Quando o beijo encaixou
- Jimi Aislan
- 23 de out. de 2018
- 2 min de leitura

Estava à espera do beijo que encaixasse.
Nunca contabilizei as mulheres por quem passei, mas os beijos encaixados, esses sim. E tinha sido apenas um. Num distante agosto chuvoso no ensino médio. E agora ela estava parada ali em minha frente, molhada do caminho chuvoso e segurando as chaves para entrar no apartamento. Meus olhos encontraram os dela e confluíram. Mas não teve beijo de imediato. Houve um silêncio entre dois suspiros. Ainda de olhos abertos e os semblantes embaralhados, o beijo foi adiado como quem puxa a respiração se preparando para ficar muito tempo embaixo d’água.
Por fim o mergulho.
Não bastou encostar os lábios e esperar ouvir os sinos. Não. Aquele beijo tinha urgência em ser o comum de dois mundos. Depois daquele encaixe, tudo mais parecia sempre ter estado ali. A gravidade diminuía e o tempo se dificultava em passar. Quantas vezes o tempo parou durante um beijo? Não lembro e isso era algo a nunca ser esquecido. Se eu tivesse sido mais sincero nas relações teria feito o tempo desacelerar e elas durariam mais que três meses? Tentei trazer na memória de onde vinha aquela média, mas de repente fui puxado. As mãos se multiplicaram na pressa de fazer o outro entender tudo o que as bocas não perdiam tempo em falar. E puxavam a cintura, e emaranhavam os cabelos, e se esticavam da nuca ao ouvido, e encontravam as mãos, e, por fim, eram esquecidas e relembradas cada vez que se respirava.

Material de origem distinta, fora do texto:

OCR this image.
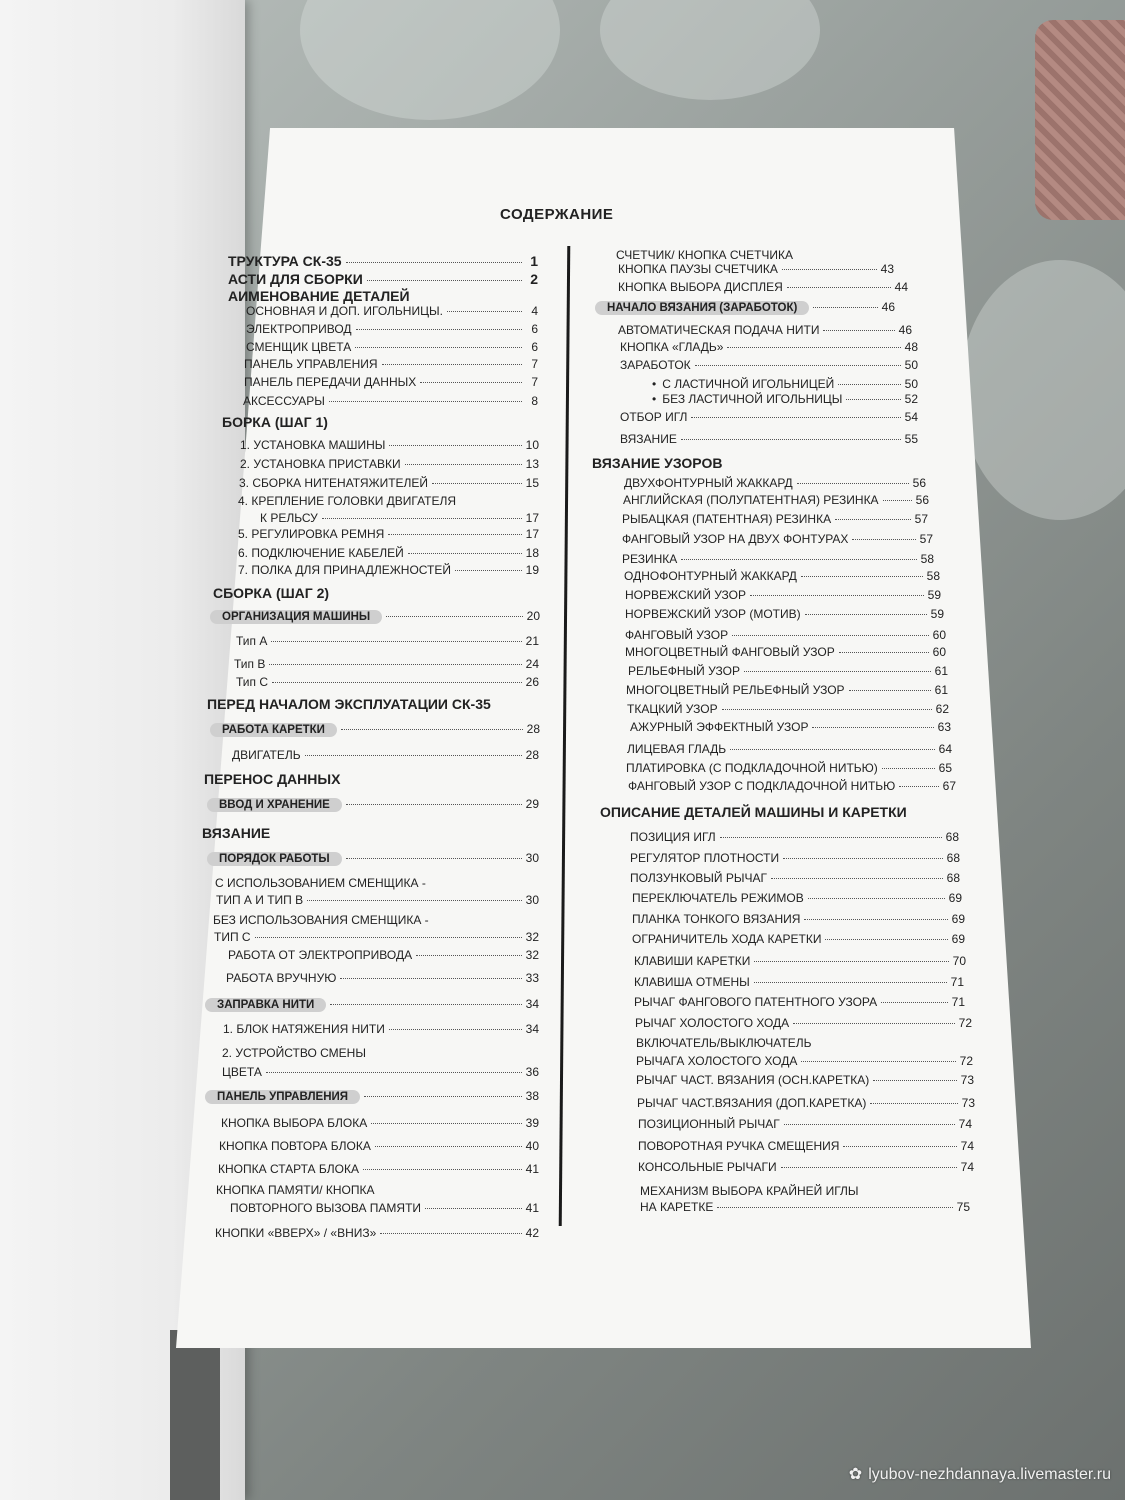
СОДЕРЖАНИЕ
ТРУКТУРА СК-35	1
АСТИ ДЛЯ СБОРКИ	2
АИМЕНОВАНИЕ ДЕТАЛЕЙ
ОСНОВНАЯ И ДОП. ИГОЛЬНИЦЫ.	4
ЭЛЕКТРОПРИВОД	6
СМЕНЩИК ЦВЕТА	6
ПАНЕЛЬ УПРАВЛЕНИЯ	7
ПАНЕЛЬ ПЕРЕДАЧИ ДАННЫХ	7
АКСЕССУАРЫ	8
БОРКА (ШАГ 1)
1. УСТАНОВКА МАШИНЫ	10
2. УСТАНОВКА ПРИСТАВКИ	13
3. СБОРКА НИТЕНАТЯЖИТЕЛЕЙ	15
4. КРЕПЛЕНИЕ ГОЛОВКИ ДВИГАТЕЛЯ
К РЕЛЬСУ	17
5. РЕГУЛИРОВКА РЕМНЯ	17
6. ПОДКЛЮЧЕНИЕ КАБЕЛЕЙ	18
7. ПОЛКА ДЛЯ ПРИНАДЛЕЖНОСТЕЙ	19
СБОРКА (ШАГ 2)
ОРГАНИЗАЦИЯ МАШИНЫ	20
Тип А	21
Тип В	24
Тип С	26
ПЕРЕД НАЧАЛОМ ЭКСПЛУАТАЦИИ СК-35
РАБОТА КАРЕТКИ	28
ДВИГАТЕЛЬ	28
ПЕРЕНОС ДАННЫХ
ВВОД И ХРАНЕНИЕ	29
ВЯЗАНИЕ
ПОРЯДОК РАБОТЫ	30
С ИСПОЛЬЗОВАНИЕМ СМЕНЩИКА -
ТИП А И ТИП В	30
БЕЗ ИСПОЛЬЗОВАНИЯ СМЕНЩИКА -
ТИП С	32
РАБОТА ОТ ЭЛЕКТРОПРИВОДА	32
РАБОТА ВРУЧНУЮ	33
ЗАПРАВКА НИТИ	34
1. БЛОК НАТЯЖЕНИЯ НИТИ	34
2. УСТРОЙСТВО СМЕНЫ
ЦВЕТА	36
ПАНЕЛЬ УПРАВЛЕНИЯ	38
КНОПКА ВЫБОРА БЛОКА	39
КНОПКА ПОВТОРА БЛОКА	40
КНОПКА СТАРТА БЛОКА	41
КНОПКА ПАМЯТИ/ КНОПКА
ПОВТОРНОГО ВЫЗОВА ПАМЯТИ	41
КНОПКИ «ВВЕРХ» / «ВНИЗ»	42
СЧЕТЧИК/ КНОПКА СЧЕТЧИКА
КНОПКА ПАУЗЫ СЧЕТЧИКА	43
КНОПКА ВЫБОРА ДИСПЛЕЯ	44
НАЧАЛО ВЯЗАНИЯ (ЗАРАБОТОК)	46
АВТОМАТИЧЕСКАЯ ПОДАЧА НИТИ	46
КНОПКА «ГЛАДЬ»	48
ЗАРАБОТОК	50
• С ЛАСТИЧНОЙ ИГОЛЬНИЦЕЙ	50
• БЕЗ ЛАСТИЧНОЙ ИГОЛЬНИЦЫ	52
ОТБОР ИГЛ	54
ВЯЗАНИЕ	55
ВЯЗАНИЕ УЗОРОВ
ДВУХФОНТУРНЫЙ ЖАККАРД	56
АНГЛИЙСКАЯ (ПОЛУПАТЕНТНАЯ) РЕЗИНКА	56
РЫБАЦКАЯ (ПАТЕНТНАЯ) РЕЗИНКА	57
ФАНГОВЫЙ УЗОР НА ДВУХ ФОНТУРАХ	57
РЕЗИНКА	58
ОДНОФОНТУРНЫЙ ЖАККАРД	58
НОРВЕЖСКИЙ УЗОР	59
НОРВЕЖСКИЙ УЗОР (МОТИВ)	59
ФАНГОВЫЙ УЗОР	60
МНОГОЦВЕТНЫЙ ФАНГОВЫЙ УЗОР	60
РЕЛЬЕФНЫЙ УЗОР	61
МНОГОЦВЕТНЫЙ РЕЛЬЕФНЫЙ УЗОР	61
ТКАЦКИЙ УЗОР	62
АЖУРНЫЙ ЭФФЕКТНЫЙ УЗОР	63
ЛИЦЕВАЯ ГЛАДЬ	64
ПЛАТИРОВКА (С ПОДКЛАДОЧНОЙ НИТЬЮ)	65
ФАНГОВЫЙ УЗОР С ПОДКЛАДОЧНОЙ НИТЬЮ	67
ОПИСАНИЕ ДЕТАЛЕЙ МАШИНЫ И КАРЕТКИ
ПОЗИЦИЯ ИГЛ	68
РЕГУЛЯТОР ПЛОТНОСТИ	68
ПОЛЗУНКОВЫЙ РЫЧАГ	68
ПЕРЕКЛЮЧАТЕЛЬ РЕЖИМОВ	69
ПЛАНКА ТОНКОГО ВЯЗАНИЯ	69
ОГРАНИЧИТЕЛЬ ХОДА КАРЕТКИ	69
КЛАВИШИ КАРЕТКИ	70
КЛАВИША ОТМЕНЫ	71
РЫЧАГ ФАНГОВОГО ПАТЕНТНОГО УЗОРА	71
РЫЧАГ ХОЛОСТОГО ХОДА	72
ВКЛЮЧАТЕЛЬ/ВЫКЛЮЧАТЕЛЬ
РЫЧАГА ХОЛОСТОГО ХОДА	72
РЫЧАГ ЧАСТ. ВЯЗАНИЯ (ОСН.КАРЕТКА)	73
РЫЧАГ ЧАСТ.ВЯЗАНИЯ (ДОП.КАРЕТКА)	73
ПОЗИЦИОННЫЙ РЫЧАГ	74
ПОВОРОТНАЯ РУЧКА СМЕЩЕНИЯ	74
КОНСОЛЬНЫЕ РЫЧАГИ	74
МЕХАНИЗМ ВЫБОРА КРАЙНЕЙ ИГЛЫ
НА КАРЕТКЕ	75
✿ lyubov-nezhdannaya.livemaster.ru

Havia um gosto atrevido em cada mordida que os lábios ganhavam. Um sabor safado que se ouvia baixinho no tesão mascado entre um gemido e outro que das bocas escapavam. Eu tinha sede. Até então tinham sido beijos semiáridos. Inférteis. E naquele encaixe, já havia tempestade embriagada por línguas que não cessavam. Ora se tocavam, ora deslizavam entre os dentes e os cantos da boca. De repente, numa pausa de vários milissegundos, os lábios se afastaram, os olhos semiabertos, voltou-se o ar aos pulmões, seguido de um novo mergulho para dentro do beijo.
Aquilo nascia em algum lugar entre os desejos guardados e os pensamentos planejados, e se perdia no espaço que era possível fisicamente. Parede virava cama, chão era usado de cadeira, e a única regra era seguir as vontades. Havia música, ou pelo menos eu dançava. Existia cadência nas idas e vindas das mãos, no choque entre os corpos. Tudo parecia acontecer com precisão.
Precisava-se. Ou melhor, permitia-me, como havia muito tempo deixado de lado. Apoderei-me do momento em que todos os sentidos se reuniam e se perdiam. Já havia beijado para impressionar, mas aquilo ali não era teatro, beijava para mim e sabia que isso bastava para que ela recebesse algo maior. E ri. Uma certeza devassa me passou pela cabeça de que um beijo encaixado era prenúncio de reciprocidade no que houvesse pela frente. Quando mais novo, aguardava pelo momento do sexo. Amadureci os sentimentos, apurarei os sentidos e resumi meus pecados. Hoje, esperava por aquele beijo.
Foi então que o beijo encaixou novamente.